Williams outlined Visit Athens’ FY27 budget plan: the organization is funded by a dedicated hotel‑motel tax allocation for destination marketing (31% of total collections, projected at $2.1 million) and anticipates roughly $2.4 million total when housing bureau profit is included. She said marketing and sales — paid advertising, partnerships and trade shows — are the largest line items and stressed efforts to fill room nights for higher‑value groups (56,000 future contracted room nights cited) and to track the economic impact of events.

Commissioners asked about hotel capacity downtown. Williams and staff estimated about 2,000 hotel rooms in Athens and said prior losses (Holiday Inn, Courtyard, Graduate) removed approximately 120 rooms at one point; separate studies cited a shortfall of roughly 300 rooms in the downtown area. Williams said short‑term rentals have helped fill the gap but that appropriate hotel development remains important to attracting large conventions.

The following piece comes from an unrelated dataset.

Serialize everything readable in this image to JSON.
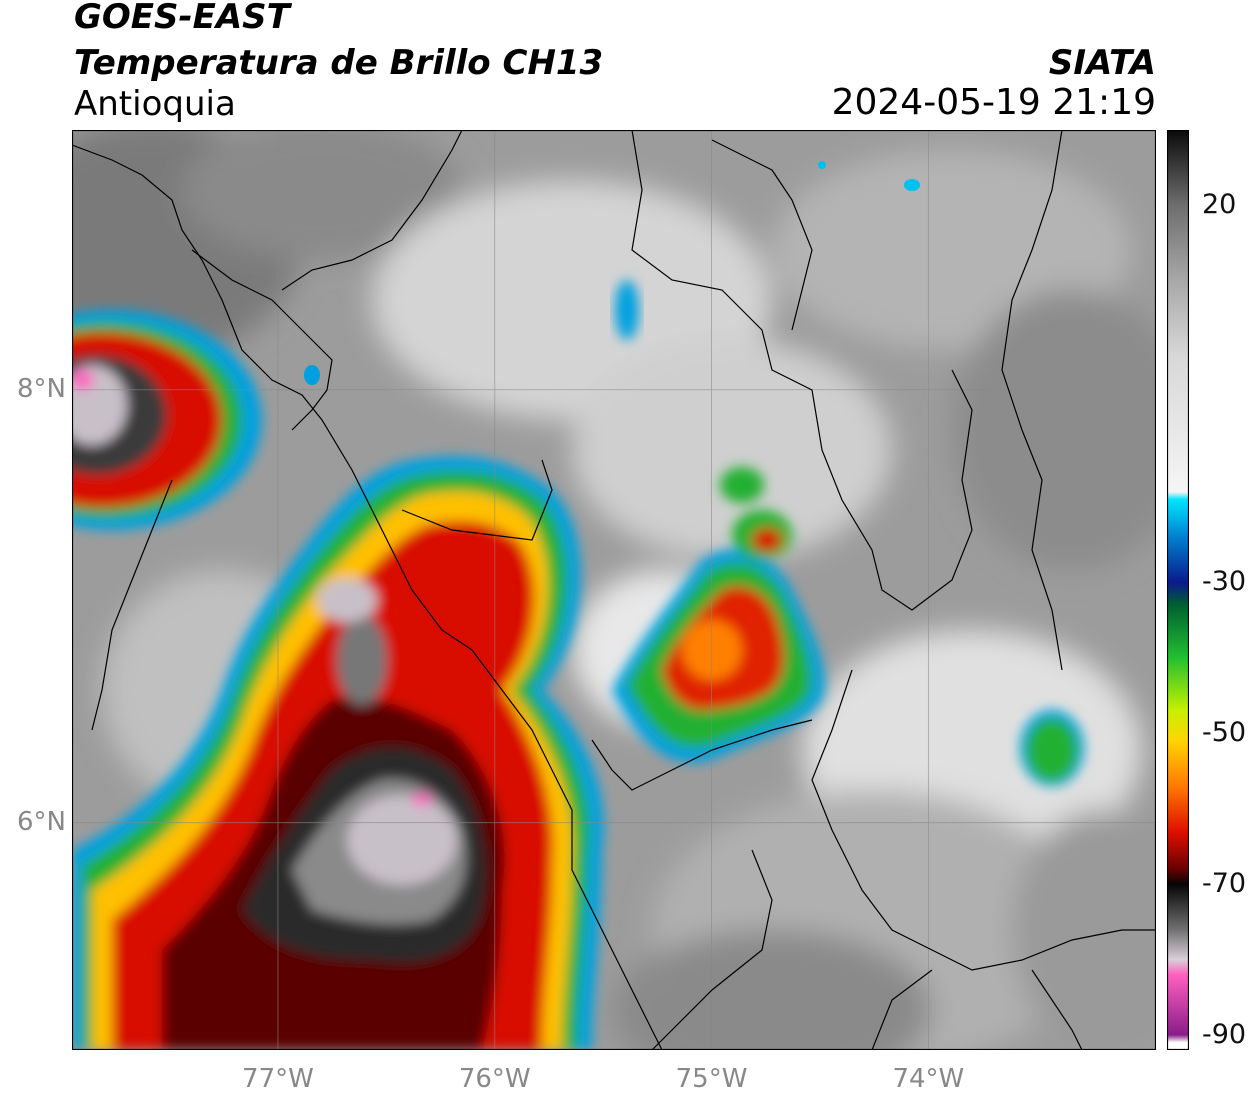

Why it matters: Tourism revenue and hotel inventory directly affect the dedicated tax base that funds Visit Athens and related marketing efforts. Commissioners will weigh those revenue projections and room‑inventory constraints when finalizing FY27 allocations.

Materials for the presentation and data notes were placed in the shared folder for commissioners to review; no funding vote occurred at the session.